Magazine Diario personale

Abbaio in Fa Maggiore

Da Maddalena_pr

COINQUILINI ALLA PERIFERIA DELLE BUONE MANIERE

Abbaio in Fa MaggioreOkay, dai, la tua faccia neanche me la ricordo, ed è un vero peccato, ché mo’ nemmeno posso immaginarla. Però ho una certa dose di fantasia, ti va bene, ti va male, e posso figurarmi il tuo volto bucherellato da qualche acne tardivo, i capelli unti dalla tua incuria e un vitino da vespa, e qui sei fortunata.

No, il vitino da vespa no. Il resto, magari, il pungiglione. Unito a quella tua sapiente dose di ignoranza con cui infilzi anche il più educato e benevolo dei condomini.

Mio marito l’hai estratto a forza dalla sua consueta mansuetudine. Quella domenica, un anno fa: io stavo preparando i bambini per andare a comperare una torta in pasticceria. Eravamo allegri e ridenti come dei fessi. Che meraviglia, essere fessi… se lo sei di tuo. Invece tu volevi farci fessi a noi.

Ho messo fuori la faccia, ho provato a stare zitta, ma a certi padroni di cani se gli fai un appunto su quell’abbaio perenne la prendono sul personale. Gli basta che cominci la parola: – Scusa, volevo chiederti se per favore potevi educare il tuo c…

– Ma che cazzo vuoi? Maleducati semmai siete voi.

Normalmente aspetto un paio di chilometri di bestemmie (loro, non mie). A quel punto sfodero l’asso. Così ho fatto anche con te.

– Ami il tuo cane, non è vero? Come fosse un figlio. Infatti come un figlio dovresti trattarlo. Tu non senti gridare i miei, io non devo sentire abbaiare il tuo. Io educo i miei, tu educhi il tuo.

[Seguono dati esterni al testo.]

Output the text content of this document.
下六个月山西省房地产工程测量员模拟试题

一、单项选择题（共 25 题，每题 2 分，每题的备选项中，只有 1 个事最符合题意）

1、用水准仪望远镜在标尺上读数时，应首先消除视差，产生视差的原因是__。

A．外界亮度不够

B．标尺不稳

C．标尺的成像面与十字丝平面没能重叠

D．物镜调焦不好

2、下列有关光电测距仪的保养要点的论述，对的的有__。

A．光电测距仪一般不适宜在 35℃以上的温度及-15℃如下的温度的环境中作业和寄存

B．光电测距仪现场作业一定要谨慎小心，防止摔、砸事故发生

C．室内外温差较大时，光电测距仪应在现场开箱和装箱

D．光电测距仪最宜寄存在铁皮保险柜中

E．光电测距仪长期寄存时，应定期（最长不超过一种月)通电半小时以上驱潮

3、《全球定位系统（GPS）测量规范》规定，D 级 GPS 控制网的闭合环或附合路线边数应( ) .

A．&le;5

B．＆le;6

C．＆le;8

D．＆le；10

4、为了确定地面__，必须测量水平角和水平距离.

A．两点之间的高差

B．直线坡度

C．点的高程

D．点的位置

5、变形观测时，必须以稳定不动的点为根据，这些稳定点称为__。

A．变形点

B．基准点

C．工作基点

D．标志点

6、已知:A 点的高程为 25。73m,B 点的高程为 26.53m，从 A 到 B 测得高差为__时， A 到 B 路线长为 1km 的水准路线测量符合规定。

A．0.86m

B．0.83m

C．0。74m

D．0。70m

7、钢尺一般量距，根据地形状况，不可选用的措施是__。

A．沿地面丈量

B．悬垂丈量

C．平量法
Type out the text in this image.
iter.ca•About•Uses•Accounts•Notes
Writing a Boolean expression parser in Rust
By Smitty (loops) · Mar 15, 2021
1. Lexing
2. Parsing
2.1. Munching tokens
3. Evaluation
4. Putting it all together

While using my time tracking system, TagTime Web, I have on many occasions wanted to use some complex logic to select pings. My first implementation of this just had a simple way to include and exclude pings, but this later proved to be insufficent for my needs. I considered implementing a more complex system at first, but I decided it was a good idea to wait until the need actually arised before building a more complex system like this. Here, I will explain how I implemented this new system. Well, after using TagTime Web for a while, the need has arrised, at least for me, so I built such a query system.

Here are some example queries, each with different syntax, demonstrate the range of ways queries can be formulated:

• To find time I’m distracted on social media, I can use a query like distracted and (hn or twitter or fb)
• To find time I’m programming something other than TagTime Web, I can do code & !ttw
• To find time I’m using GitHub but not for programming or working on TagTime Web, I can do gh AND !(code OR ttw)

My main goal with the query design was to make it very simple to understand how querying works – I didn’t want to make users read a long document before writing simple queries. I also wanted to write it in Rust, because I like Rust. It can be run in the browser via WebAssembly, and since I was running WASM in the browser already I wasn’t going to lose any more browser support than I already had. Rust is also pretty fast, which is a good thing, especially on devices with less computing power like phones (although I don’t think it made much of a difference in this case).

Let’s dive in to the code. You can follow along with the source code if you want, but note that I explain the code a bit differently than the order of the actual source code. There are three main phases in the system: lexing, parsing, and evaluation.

Per un brevissimo momento ingoio quella sorta di nausea che il paragone mi procura, e prego che i figli non ascoltino, o che la successiva torta li conduca all’oblio.

La fine della partita l’ho lasciata di nuovo al mio consorte, la pasticceria rischiava di chiudere.

Vi siete lasciati con garbo, così mi riferiva. Basta che il tuo cane esageri con i gorgheggi, lui (mio marito, non la bestia) ti chiama, tu provvedi. Il paradosso gentilmente offerto dalla casa, di un uomo ridotto a fare da guardia a un cane, anziché il contrario. Perché non vuoi ammettere che, lasciato solo, Egli abbai disperatamente anche per due ore ininterrotte, notte inclusa, nell’ingenua pretesa di richiamarti a sé. E non puoi scegliere la crudeltà di chiuderlo in casa in tua assenza.

Ma il cellulare brulica di sms, che nemmeno a me, Mathias, ne scrive tanti, e tu manco un cenno. Gli dico tienili, salvali, li mostriamo come prova. E poi penso che “mostrare”, “mostro” e “mostruoso” è la stessa cosa. E che tu, là fuori in qualche sabato, stasera, mentre Fido si sgozza, di-mostri nuovamente la tua pochezza.

E adesso, mentre la vittima pelosa della tua solitudine grida la sua nel buio del tuo giardinetto qui accanto, ti immagino, ti penso, dicevo: un aperitivo in mano, oppure addensata con qualche amico (a due zampe, intendo) fuori da un localino di bassa lega, alla periferia delle buone maniere, in qualche posto dove ben si abbina e riposa la tua inerzia alla vita. Dove socialità fa probabilmente e unicamente rima con rutto libero, bestemmia e quattro parole senza congiuntivi. L’amore è possibile solo se quadrupede e obbediente, abbandono compreso. E il sabato sera è il culmine delle tue aspirazioni.